Puis, la lecture terminée, M. Hardy, s’adressant au forgeron avec un soupir mélancolique :

— Quel cœur que celui de mademoiselle de Cardoville ! Que de bonté ! que d’esprit !… que d’élévation dans la pensée !… Ah !… je n’oublierai jamais la noblesse de sentiments qui lui dicte ses offres si généreuses… envers moi… Du moins, puisse-t-elle être heureuse… dans ce triste monde !…

— Ah ! croyez-moi, monsieur, reprit Agricol avec entraînement, un monde qui renferme de telles créatures, et tant d’autres encore qui, sans avoir l’inappréciable valeur de cette excellente demoiselle, sont dignes de l’attachement des honnêtes gens, un pareil monde n’est pas que fange, corruption et méchanceté ;… il prouve, au contraire, en faveur de l’humanité… C’est ce monde qui vous attend, qui vous appelle ; allons, M. Hardy, écoutez les avis de mademoiselle de Cardoville, acceptez les offres qu’elle vous fait, revenez à nous… revenez à la vie… car c’est la mort que cette maison !

— Rentrer dans un monde où j’ai tant souffert !… quitter le calme de cette retraite, répondit M. Hardy en hésitant ; non, non… je ne pourrais… je ne le dois pas…

— Oh ! je n’ai pas compté sur moi seul pour vous décider…, s’écria le forgeron, avec une espérance croissante ; j’ai là un puissant auxiliaire (il montra la porte) que j’ai gardé pour frapper le grand coup… et qui paraîtra quand vous le voudrez.

— Que voulez-vous dire, mon ami ? demanda M. Hardy.

— Oh ! c’est encore une bonne pensée de mademoiselle de Cardoville ; elle n’en a pas d’autres. Sachant entre quelles dangereuses mains vous étiez tombé, connaissant aussi la ruse perfide des gens qui veulent s’emparer de vous, elle m’a dit : « M. Agricol, le caractère de M. Hardy est si loyal et si bon qu’il se laissera peut-être facilement abuser… car les cœurs droits répugnent toujours à croire aux indignités ; puis il pourra penser que vous êtes intéressé à le voir accepter les offres que je lui fais ;… mais il est un homme dont le caractère sacré devra, dans cette circonstance, inspirer toute confiance à M. Hardy… car ce prêtre admirable est notre parent, et il a failli être aussi victime des implacables ennemis de notre famille. »

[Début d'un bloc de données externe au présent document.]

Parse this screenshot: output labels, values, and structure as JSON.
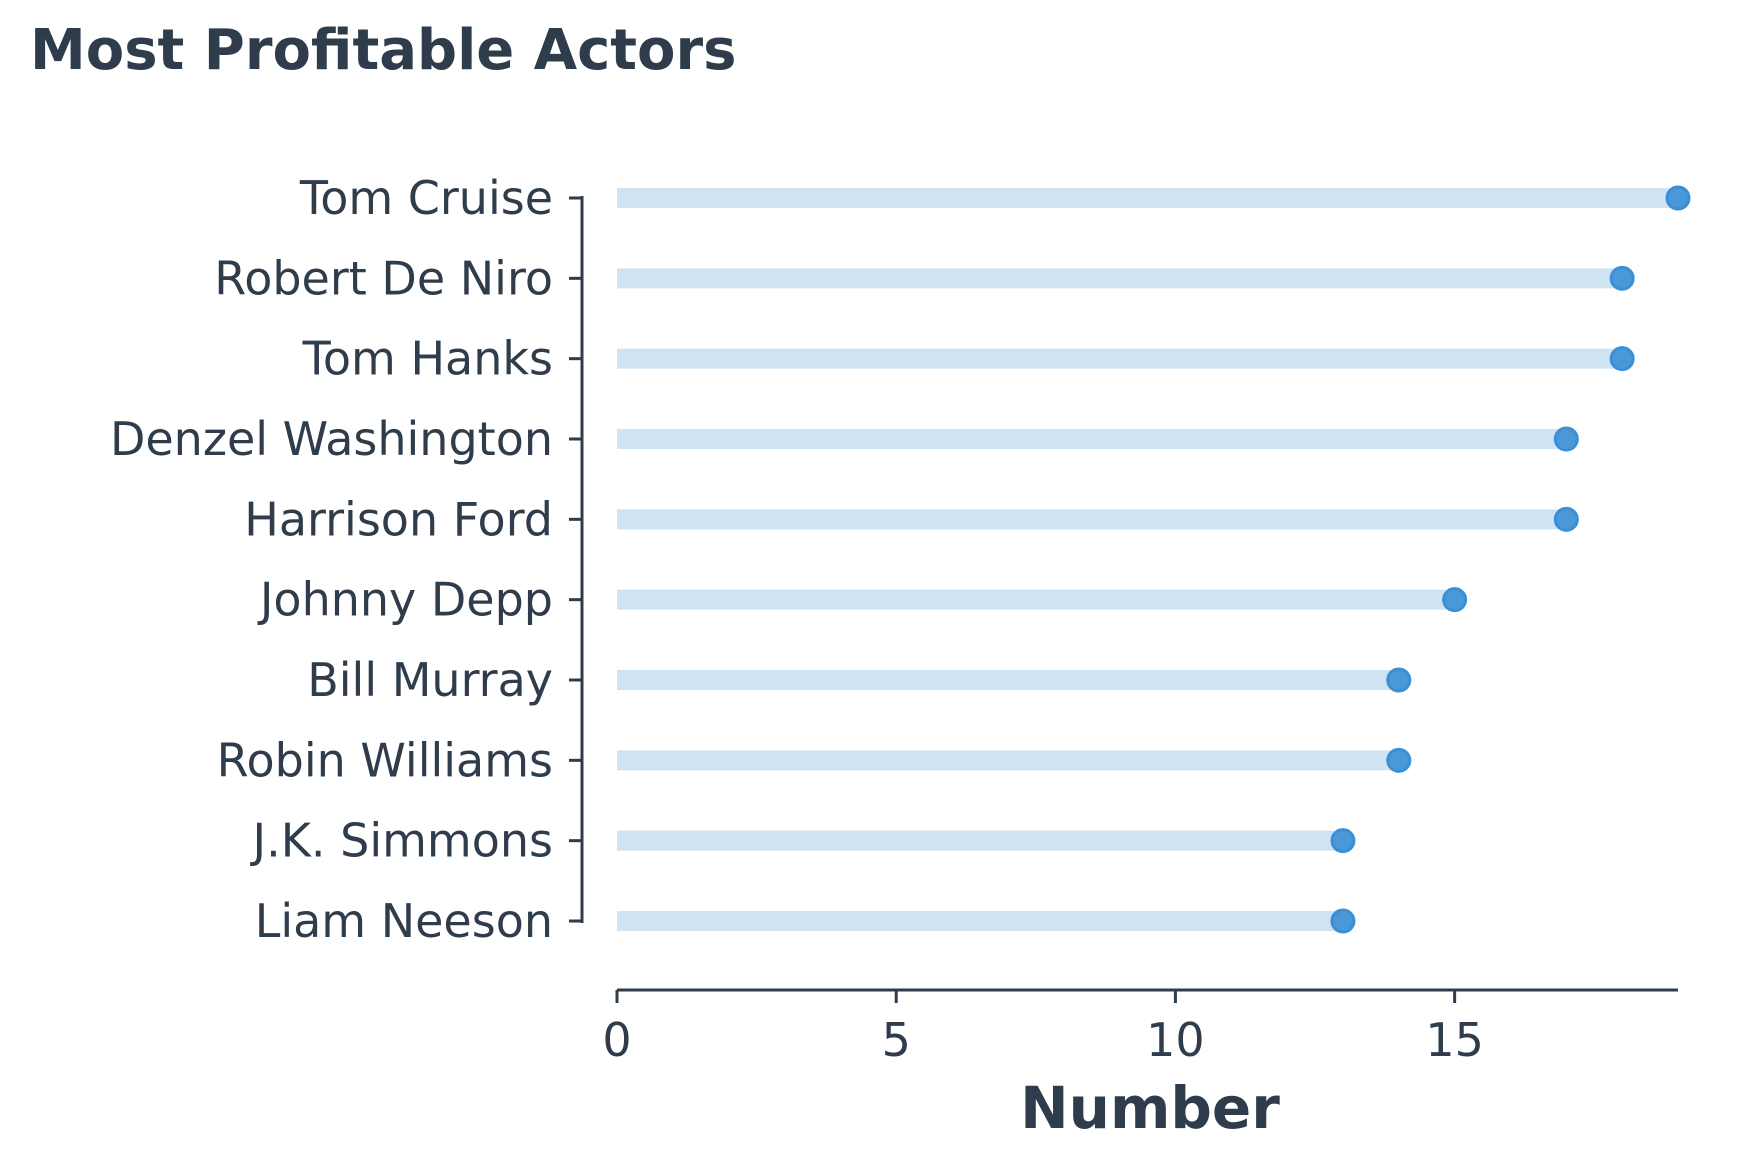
{
  "chart_data": {
    "type": "lollipop",
    "title": "Most Profitable Actors",
    "xlabel": "Number",
    "ylabel": "",
    "xlim": [
      0,
      19
    ],
    "x_ticks": [
      0,
      5,
      10,
      15
    ],
    "grid": false,
    "categories": [
      "Tom Cruise",
      "Robert De Niro",
      "Tom Hanks",
      "Denzel Washington",
      "Harrison Ford",
      "Johnny Depp",
      "Bill Murray",
      "Robin Williams",
      "J.K. Simmons",
      "Liam Neeson"
    ],
    "values": [
      19,
      18,
      18,
      17,
      17,
      15,
      14,
      14,
      13,
      13
    ],
    "colors": {
      "stem": "#cfe3f3",
      "marker_fill": "#4a98d8",
      "marker_edge": "#3b8fd4",
      "text": "#2f3c4b",
      "axis": "#2f3c4b"
    }
  }
}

— Et ce prêtre… quel est-il ? demanda M. Hardy.

— L’abbé Gabriel de Rennepont, mon frère adoptif ! s’écria le forgeron avec orgueil. C’est là un noble prêtre… Ah ! monsieur… si vous l’aviez connu plus tôt, au lieu de désespérer… vous auriez espéré. Votre chagrin n’aurait pas résisté à ses consolations.

— Et ce prêtre… où est-il ? demanda M. Hardy avec autant de surprise que de curiosité.

— Là, dans votre antichambre. Quand le père d’Aigrigny l’a vu avec moi, il est devenu furieux ; il nous a ordonné de sortir ; mais mon brave Gabriel lui a répondu qu’il pourrait avoir à s’entretenir avec vous de graves intérêts, et qu’ainsi il resterait… Moi, moins patient, j’ai donné une bourrade à l’abbé d’Aigrigny, qui voulait me barrer le passage, et je suis accouru, tant j’avais hâte de vous voir… Maintenant… monsieur… vous allez recevoir Gabriel… n’est-ce pas ? Il n’aurait pas voulu entrer sans vos ordres… Je vais aller le chercher… Vous parlez de religion ;… c’est la sienne qui est la vraie, car elle fait du bien ; elle encourage, elle console ;… vous verrez ;… enfin, grâce à mademoiselle de Cardoville et à lui, vous allez nous être rendu ! s’écria le forgeron, ne pouvant plus contenir son joyeux espoir.

— Mon ami… non ;… je ne sais… je crains…, dit M. Hardy avec une hésitation croissante, mais se sentant malgré lui ranimé, réchauffé, par les paroles cordiales du forgeron.

Celui-ci, profitant de l’heureuse hésitation de son ancien patron, courut à la porte, l’ouvrit et s’écria :

— Gabriel… mon frère… mon bon frère… viens, viens… M. Hardy désire te voir…

— Mon ami, reprit M. Hardy, encore hésitant, mais néanmoins semblant assez satisfait de voir son assentiment un peu forcé ; mon ami… que faites-vous ?…

— J’appelle votre sauveur et le nôtre, répondit Agricol, ivre de bonheur et certain du bon succès de l’intervention de Gabriel auprès de M. Hardy.

Se rendant à l’appel du forgeron, bientôt Gabriel entra dans la chambre de M. Hardy.